En qué consiste la salud visual

La salud suele definirse como el estado en el que las funciones corporales se cumplen adecuadamente y, por tanto, no hay presencia de enfermedades, ni lesiones. Por tanto, la salud visual podría definirse como la ausencia de enfermedades visuales y el buen funcionamiento del sentido de la vista.

Ahora bien, lo anterior no quiere decir que la salud sea un estado en el que todo marche a la perfección pues, como bien sabemos, todos los organismos se deterioran paulatinamente a causa del envejecimiento y los agentes ambientales. De ahí que ningún ser vivo y ninguno de los estados por los que atraviesan puedan considerarse perfectos.

Por ejemplo, una persona que padece miopía, hipermetropía o astigmatismo y que usa lentes con la graduación necesaria para corregir su problema puede tener una buena salud visual, porque no padece una enfermedad que degrade los tejidos oculares ni ha sufrido una lesión en ellos.

Técnicamente, las alteraciones citadas no son enfermedades, sino problemas de refracción, causados por una peculiar forma de la córnea. Cuando los problemas se corrigen, ya sea mediante el uso de gafas o con una cirugía láser, la agudeza visual se recupera y la estructura del ojo se mantiene saludable, aunque en estricto sentido no sea perfecta.

Las enfermedades visuales son aquellas condiciones en las que se presentan lesiones oculares, infecciones, daños en los tejidos o en cualquier componente de la estructura del ojo, así como anomalías en la presión ocular. Lo anterior afecta la capacidad de ver adecuadamente y puede incluso provocar ceguera. Este tipo de problemas no requiere de medidas correctivas, como los lentes, sino de tratamientos que permitan erradicar las causas de la enfermedad.

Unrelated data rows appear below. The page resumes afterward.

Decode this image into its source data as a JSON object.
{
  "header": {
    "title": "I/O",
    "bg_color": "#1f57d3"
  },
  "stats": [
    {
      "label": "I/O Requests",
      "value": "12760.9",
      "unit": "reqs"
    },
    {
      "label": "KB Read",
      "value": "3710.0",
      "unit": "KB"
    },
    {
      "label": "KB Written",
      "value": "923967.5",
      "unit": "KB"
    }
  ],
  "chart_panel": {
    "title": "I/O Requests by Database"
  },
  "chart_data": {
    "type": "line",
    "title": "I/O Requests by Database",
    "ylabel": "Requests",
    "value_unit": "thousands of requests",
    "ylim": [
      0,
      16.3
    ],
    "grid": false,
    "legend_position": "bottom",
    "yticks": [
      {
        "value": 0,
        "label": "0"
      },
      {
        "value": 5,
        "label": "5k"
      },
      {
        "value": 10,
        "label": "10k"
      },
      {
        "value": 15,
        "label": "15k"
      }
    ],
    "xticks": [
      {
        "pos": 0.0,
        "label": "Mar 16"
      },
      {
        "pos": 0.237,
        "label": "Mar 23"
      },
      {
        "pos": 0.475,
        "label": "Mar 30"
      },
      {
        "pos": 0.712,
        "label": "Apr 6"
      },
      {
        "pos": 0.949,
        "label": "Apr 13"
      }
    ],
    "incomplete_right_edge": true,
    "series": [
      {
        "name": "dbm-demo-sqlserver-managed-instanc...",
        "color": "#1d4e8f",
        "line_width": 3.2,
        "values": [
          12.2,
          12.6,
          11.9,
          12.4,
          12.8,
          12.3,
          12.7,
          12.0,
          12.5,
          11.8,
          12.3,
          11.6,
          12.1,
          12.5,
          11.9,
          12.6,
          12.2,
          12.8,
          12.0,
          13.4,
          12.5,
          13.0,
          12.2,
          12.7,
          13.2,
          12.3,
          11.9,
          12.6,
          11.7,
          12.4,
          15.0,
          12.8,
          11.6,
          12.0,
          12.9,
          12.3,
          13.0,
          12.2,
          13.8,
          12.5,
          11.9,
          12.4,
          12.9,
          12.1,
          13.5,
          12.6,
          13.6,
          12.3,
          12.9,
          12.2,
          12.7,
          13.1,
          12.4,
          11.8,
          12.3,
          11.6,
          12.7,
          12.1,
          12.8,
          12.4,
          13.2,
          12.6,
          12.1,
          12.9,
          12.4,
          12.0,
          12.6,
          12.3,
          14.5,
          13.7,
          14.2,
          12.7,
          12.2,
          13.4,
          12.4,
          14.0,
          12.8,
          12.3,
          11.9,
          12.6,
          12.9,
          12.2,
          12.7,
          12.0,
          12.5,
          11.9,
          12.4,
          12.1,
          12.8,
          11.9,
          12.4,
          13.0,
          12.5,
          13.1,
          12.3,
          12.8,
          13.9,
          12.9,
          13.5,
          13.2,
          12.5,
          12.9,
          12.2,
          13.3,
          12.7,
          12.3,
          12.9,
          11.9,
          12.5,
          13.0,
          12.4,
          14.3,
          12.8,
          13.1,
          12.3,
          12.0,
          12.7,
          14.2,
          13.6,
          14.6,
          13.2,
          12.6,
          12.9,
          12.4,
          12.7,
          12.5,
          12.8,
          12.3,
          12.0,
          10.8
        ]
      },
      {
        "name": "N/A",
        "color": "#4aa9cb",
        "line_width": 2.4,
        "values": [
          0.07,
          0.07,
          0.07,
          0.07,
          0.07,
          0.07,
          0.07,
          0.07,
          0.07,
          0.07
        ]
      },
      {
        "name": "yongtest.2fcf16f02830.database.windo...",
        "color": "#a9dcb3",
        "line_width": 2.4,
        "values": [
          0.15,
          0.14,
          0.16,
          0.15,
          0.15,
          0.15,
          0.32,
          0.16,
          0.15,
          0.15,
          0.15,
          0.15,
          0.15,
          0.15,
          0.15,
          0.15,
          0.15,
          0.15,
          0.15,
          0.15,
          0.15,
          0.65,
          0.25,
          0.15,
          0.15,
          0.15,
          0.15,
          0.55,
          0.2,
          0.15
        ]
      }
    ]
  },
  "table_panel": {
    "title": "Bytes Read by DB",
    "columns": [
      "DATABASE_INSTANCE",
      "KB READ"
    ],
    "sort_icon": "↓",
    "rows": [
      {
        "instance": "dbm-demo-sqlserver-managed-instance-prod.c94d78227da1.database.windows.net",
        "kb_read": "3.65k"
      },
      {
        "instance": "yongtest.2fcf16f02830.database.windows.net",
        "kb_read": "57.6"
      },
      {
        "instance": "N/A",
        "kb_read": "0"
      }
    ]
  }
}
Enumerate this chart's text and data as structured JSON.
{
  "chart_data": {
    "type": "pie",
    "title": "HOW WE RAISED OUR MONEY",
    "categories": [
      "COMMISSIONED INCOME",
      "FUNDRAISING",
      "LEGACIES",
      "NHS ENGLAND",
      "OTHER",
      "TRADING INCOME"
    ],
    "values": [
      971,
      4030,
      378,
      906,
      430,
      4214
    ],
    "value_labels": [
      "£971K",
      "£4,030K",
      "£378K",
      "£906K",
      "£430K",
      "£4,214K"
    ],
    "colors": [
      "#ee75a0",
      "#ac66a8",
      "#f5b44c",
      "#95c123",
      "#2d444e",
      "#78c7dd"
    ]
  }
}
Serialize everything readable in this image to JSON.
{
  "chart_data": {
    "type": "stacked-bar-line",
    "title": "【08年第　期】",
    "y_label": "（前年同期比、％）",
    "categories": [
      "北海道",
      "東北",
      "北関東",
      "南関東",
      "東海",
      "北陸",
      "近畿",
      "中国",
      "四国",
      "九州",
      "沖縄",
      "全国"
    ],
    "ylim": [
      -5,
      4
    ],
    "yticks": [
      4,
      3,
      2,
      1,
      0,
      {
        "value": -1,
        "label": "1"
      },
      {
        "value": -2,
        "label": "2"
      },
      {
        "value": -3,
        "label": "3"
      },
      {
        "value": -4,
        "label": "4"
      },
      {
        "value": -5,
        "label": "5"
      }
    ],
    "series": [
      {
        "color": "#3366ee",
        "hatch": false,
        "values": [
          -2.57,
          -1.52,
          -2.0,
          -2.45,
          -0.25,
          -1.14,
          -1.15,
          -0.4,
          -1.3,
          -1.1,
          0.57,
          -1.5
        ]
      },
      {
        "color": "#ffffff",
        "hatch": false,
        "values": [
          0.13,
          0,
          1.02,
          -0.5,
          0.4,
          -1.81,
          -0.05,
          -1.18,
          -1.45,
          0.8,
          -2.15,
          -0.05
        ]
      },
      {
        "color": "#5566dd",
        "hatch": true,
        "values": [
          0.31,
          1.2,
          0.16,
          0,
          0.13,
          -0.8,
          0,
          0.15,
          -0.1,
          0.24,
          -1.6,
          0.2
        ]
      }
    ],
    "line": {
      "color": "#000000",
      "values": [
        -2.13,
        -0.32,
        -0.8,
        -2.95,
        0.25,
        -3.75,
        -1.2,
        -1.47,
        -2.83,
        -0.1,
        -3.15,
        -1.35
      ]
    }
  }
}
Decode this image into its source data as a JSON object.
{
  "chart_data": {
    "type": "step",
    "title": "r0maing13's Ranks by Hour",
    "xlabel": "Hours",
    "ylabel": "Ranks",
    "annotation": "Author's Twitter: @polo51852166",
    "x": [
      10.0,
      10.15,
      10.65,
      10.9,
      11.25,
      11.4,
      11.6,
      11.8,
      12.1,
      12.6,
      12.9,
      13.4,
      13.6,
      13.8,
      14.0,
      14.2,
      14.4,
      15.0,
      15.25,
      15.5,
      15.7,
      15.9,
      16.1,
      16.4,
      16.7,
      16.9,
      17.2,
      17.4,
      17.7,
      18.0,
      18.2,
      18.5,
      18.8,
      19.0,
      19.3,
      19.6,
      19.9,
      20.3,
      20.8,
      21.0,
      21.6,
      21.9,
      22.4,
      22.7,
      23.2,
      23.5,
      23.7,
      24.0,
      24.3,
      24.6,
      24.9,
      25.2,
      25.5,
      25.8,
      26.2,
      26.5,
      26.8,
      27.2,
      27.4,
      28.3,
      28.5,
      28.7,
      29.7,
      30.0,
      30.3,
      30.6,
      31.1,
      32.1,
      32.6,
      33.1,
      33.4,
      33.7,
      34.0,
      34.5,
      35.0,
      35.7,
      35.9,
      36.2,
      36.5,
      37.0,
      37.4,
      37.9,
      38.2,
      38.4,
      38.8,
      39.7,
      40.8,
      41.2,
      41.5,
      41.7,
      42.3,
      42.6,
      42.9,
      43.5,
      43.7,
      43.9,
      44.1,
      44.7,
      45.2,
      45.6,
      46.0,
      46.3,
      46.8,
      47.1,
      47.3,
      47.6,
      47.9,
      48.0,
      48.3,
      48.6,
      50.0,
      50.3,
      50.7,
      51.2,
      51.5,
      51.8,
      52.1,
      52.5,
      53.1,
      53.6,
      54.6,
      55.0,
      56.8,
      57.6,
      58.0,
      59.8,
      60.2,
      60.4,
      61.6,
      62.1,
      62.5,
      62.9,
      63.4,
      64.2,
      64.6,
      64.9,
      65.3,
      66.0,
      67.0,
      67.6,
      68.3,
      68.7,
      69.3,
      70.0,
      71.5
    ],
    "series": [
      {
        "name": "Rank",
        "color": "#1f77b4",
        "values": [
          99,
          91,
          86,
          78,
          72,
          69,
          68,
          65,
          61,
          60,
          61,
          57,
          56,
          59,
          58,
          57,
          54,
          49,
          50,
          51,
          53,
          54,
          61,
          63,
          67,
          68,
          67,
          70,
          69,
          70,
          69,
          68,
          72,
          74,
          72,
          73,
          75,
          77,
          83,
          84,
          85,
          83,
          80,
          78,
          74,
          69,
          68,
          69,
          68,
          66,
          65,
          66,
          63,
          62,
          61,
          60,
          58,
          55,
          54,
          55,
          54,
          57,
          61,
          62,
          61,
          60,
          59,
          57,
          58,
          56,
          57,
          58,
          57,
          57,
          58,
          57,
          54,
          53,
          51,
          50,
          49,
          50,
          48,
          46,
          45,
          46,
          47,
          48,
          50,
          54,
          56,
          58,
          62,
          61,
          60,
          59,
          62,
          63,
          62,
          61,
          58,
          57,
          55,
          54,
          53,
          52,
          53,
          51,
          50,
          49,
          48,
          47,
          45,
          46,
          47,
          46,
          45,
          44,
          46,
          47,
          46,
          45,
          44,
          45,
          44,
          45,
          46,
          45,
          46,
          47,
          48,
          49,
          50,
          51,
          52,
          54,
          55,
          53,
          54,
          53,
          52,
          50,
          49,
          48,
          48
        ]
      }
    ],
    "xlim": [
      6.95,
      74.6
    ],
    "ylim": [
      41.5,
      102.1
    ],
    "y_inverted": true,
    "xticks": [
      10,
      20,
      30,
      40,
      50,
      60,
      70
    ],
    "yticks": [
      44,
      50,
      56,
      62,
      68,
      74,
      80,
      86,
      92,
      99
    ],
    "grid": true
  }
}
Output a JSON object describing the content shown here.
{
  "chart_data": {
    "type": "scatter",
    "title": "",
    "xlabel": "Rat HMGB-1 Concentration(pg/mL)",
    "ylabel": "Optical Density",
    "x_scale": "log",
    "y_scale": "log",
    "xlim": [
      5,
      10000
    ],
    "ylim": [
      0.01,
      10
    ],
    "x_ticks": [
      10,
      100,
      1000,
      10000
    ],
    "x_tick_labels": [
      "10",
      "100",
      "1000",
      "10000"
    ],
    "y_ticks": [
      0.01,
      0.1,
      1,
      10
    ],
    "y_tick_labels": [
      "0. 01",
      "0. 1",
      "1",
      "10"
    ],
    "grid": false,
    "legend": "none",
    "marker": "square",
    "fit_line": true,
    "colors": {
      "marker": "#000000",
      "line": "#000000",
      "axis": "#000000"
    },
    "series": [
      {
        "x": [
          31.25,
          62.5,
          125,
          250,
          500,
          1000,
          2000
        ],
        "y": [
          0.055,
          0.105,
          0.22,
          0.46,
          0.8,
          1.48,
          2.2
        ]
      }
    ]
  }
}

Entre las enfermedades oculares más comunes se encuentran el glaucoma, la conjuntivitis, la degeneración macular y las cataratas en los ojos. Aunque la mayoría de los casos son tratables, deben detectarse a tiempo, para evitar que los tejidos y la estructura ocular se deterioren. De ahí la importancia de acudir a un examen oftalmológico al menos una vez al año, pues algunas enfermedades no presentan síntomas en sus etapas más tempranas y las alteraciones sólo pueden detectarse con ayuda de equipo especializado.

salud-visual2

Otro factor de suma importancia para mantener la salud visual y evitar el desarrollo de enfermedades es la prevención. Medidas como las siguientes pueden retrasar los procesos degenerativos y evitar que se presenten infecciones o lesiones:

  • Llevar una alimentación balanceada, rica en proteínas, vitaminas, minerales y antioxidantes, y baja en grasas, azúcares y carbohidratos.
  • Dormir lo suficiente, ya que durante el sueño se regeneran las células que cubren la capa anterior del ojo y se recupera la superficie ocular.
  • Usar gafas con filtros UV para protegerse de los rayos solares.
  • Evitar el uso prolongado de dispositivos electrónicos, reducir el brillo de las pantallas y parpadear con frecuencia cuando se haga uso de ellas.
  • Dejar de fumar; el consumo de tabaco está ligado con enfermedades visuales como la degeneración macular.

salud-visual3

  • Acudir a revisión oftalmológica por lo menos una vez al año y aunque no se tengan malestares ni problemas de visión.

Ante cualquier síntoma de problemas en los ojos, como picor, enrojecimiento, secreciones o dificultad para ver, acudir inmediatamente al médico.